JK3 or Jacob Karlzon Trio: the best of contemporary
jazz crossover on stage in Essen
Concert at Der Philarmonie, Essen, Germany, January 29th,
by Monica Mazzitelli
Jacob Karlzon - piano,
Hans Andersson - double bass
Robert Mehmet Ikiz - drums
Another sold out concert for the highest caliber crossover jazz
trio around: regardless of your personal taste about music, these three gentlemen
really know how to play with elegant perfection and reach a "complex simplicity"
that is by no means easy to achieve. And still, you will not stumble into anything
resembling a virtuous complacency in the dynamics of the trio, it all rather seems
a wonderful game of fraternal complicity between three giants who play with the
same naive enthusiasm of three young kids strumming cover songs in the house's cellar
after school. Having never attended a JK3 gig with the previous drummer Jonas Holgersson,
there is luckily no way to make comparisons, but the young Ikiz (Turkish but naturalized
Swedish) is a phenomenon, a pure instigator, with a couple of gears above the average:
his ability to transform and his groove. Actually, to be truthful, it is only the
birth certificates the lie about the other two on stage.
No matter how sublime Jacob Karlzon
is as a pianist, he still keeps a lovely "next door guy" attitude: humble, sympathetic,
emotional. He made several declarations of affection to his mates during the concert,
going as far as to say that he would prefer Christmas holidays to be abolished as
they keep him away from his friends! It is true that the three always look for each
other's eyes while they play, smirking, winking, seeking each other during the solos
as if making love. Adorable smiling jugglers.
For the set list, Karlzon chose almost only pieces from his last
two albums, especially from More which he almost played in full, using many
bases that he controls directly from his computer placed next to the piano. The
beginning of the concert is always Running, one of the most beautifully catchy
pieces of the album (which anyone else would wisely use as the last encore), followed
by Nilha, where he embeds delicate moments of beautiful piano playing.
Dirty is admittedly a heavy metal inspired track (a genre
loved by Karlzon) that uses a recorded electric guitar sound. The feeling is perhaps
a little "fake", even though this slightly unpleasant effect is compensated by the
great strength of the piece.
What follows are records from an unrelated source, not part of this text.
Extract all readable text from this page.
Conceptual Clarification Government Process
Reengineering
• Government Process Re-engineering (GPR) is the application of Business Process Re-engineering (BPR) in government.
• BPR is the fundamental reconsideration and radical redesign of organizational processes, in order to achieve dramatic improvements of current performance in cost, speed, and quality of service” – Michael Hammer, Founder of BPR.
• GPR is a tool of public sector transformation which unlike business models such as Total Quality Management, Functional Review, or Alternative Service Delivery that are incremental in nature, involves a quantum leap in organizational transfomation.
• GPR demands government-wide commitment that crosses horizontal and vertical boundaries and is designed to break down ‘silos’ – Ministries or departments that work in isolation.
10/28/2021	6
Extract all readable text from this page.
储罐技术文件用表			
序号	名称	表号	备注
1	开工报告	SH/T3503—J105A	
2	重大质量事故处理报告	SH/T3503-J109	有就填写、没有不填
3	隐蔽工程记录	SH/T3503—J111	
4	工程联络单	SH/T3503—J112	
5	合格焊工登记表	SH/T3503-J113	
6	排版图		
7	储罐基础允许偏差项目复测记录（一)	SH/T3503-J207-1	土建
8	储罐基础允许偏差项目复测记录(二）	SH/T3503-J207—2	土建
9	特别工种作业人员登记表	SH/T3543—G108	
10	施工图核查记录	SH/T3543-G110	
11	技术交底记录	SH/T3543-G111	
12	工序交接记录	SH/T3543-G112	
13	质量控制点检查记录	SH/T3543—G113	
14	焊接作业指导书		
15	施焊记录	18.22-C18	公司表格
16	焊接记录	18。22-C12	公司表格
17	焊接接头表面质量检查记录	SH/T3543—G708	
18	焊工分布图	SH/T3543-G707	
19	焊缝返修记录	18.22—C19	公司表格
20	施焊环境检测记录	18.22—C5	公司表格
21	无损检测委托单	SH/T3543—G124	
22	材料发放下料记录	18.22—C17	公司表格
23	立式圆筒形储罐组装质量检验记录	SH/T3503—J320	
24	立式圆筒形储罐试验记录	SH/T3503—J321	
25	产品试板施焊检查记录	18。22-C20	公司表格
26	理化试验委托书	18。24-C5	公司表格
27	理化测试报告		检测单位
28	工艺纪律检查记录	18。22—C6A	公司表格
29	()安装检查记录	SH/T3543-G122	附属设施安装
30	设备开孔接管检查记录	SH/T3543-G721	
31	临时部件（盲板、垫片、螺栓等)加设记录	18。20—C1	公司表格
In Fool's Gold Andersson's very sculptural and
articulate intro melts into a blues rhythm while Ikiz works his drums thoroughly
with his brushes, pulling out of it an amazing groove with almost nothing, really,
and this baseless piece becomes so full. The fifth song before the break is an unreleased
new track that will maybe need some more rehearsing, but after a while it does take
off through Karlzon's fingers.
Back from the break with the magnificent cover of Nik Kershaw's
The Riddle, with Ikiz creating tiny rhythmical sculptures from his percussion,
dueting with the minimalist Karlzon going splendidly backbeat until Andersson comes
in with pleasant dissonances. Ikiz and Karlzon continue teasing each other on
Newby, and even though Ikiz never poses as a "phenomenon" he is a true juggler
with his instrument: beating it, punching it, stroking it, but never losing eye
contact with Karlzon, who follows him percussively until the lowest octave. A final
paroxysm where Ikiz seems split in two between drums and percussion and leaves the
audience totally breathless. The next track, Between us, sweetly begins with
a kind of "American style" piano playing and opens to a central double bass solo
during which Andersson literally nestles on the lower octaves of the instrument,
until they are all put out to sea on a soft mat of electronics, which makes someone
in the audience start to moan a little... the atmosphere grows in fact quite intimate,
you can breathe a sort of shared feeling.
To close the gig Karlzon allows himself some deserved flaunting
with a "jazzier" piece, Departure, where he shows his extraordinary virtuosity,
but yet not an end unto itself, causing a masterful performance from Ikiz and the
effect is that of a double simultaneous solo. Solos that seek each other but still
remain parallel, without melting one inside the other.
And, perhaps not surprisingly, the septuagenarian husband of the septuagenarian
lady sitting in front of me chooses this piece to place a gentle and loving caress
on his wife's back and I think that perhaps the secret of a such long-lasting love
lies precisely in this: two beautiful solos, that even when looking for each other
and resonating together, do not cancel each other.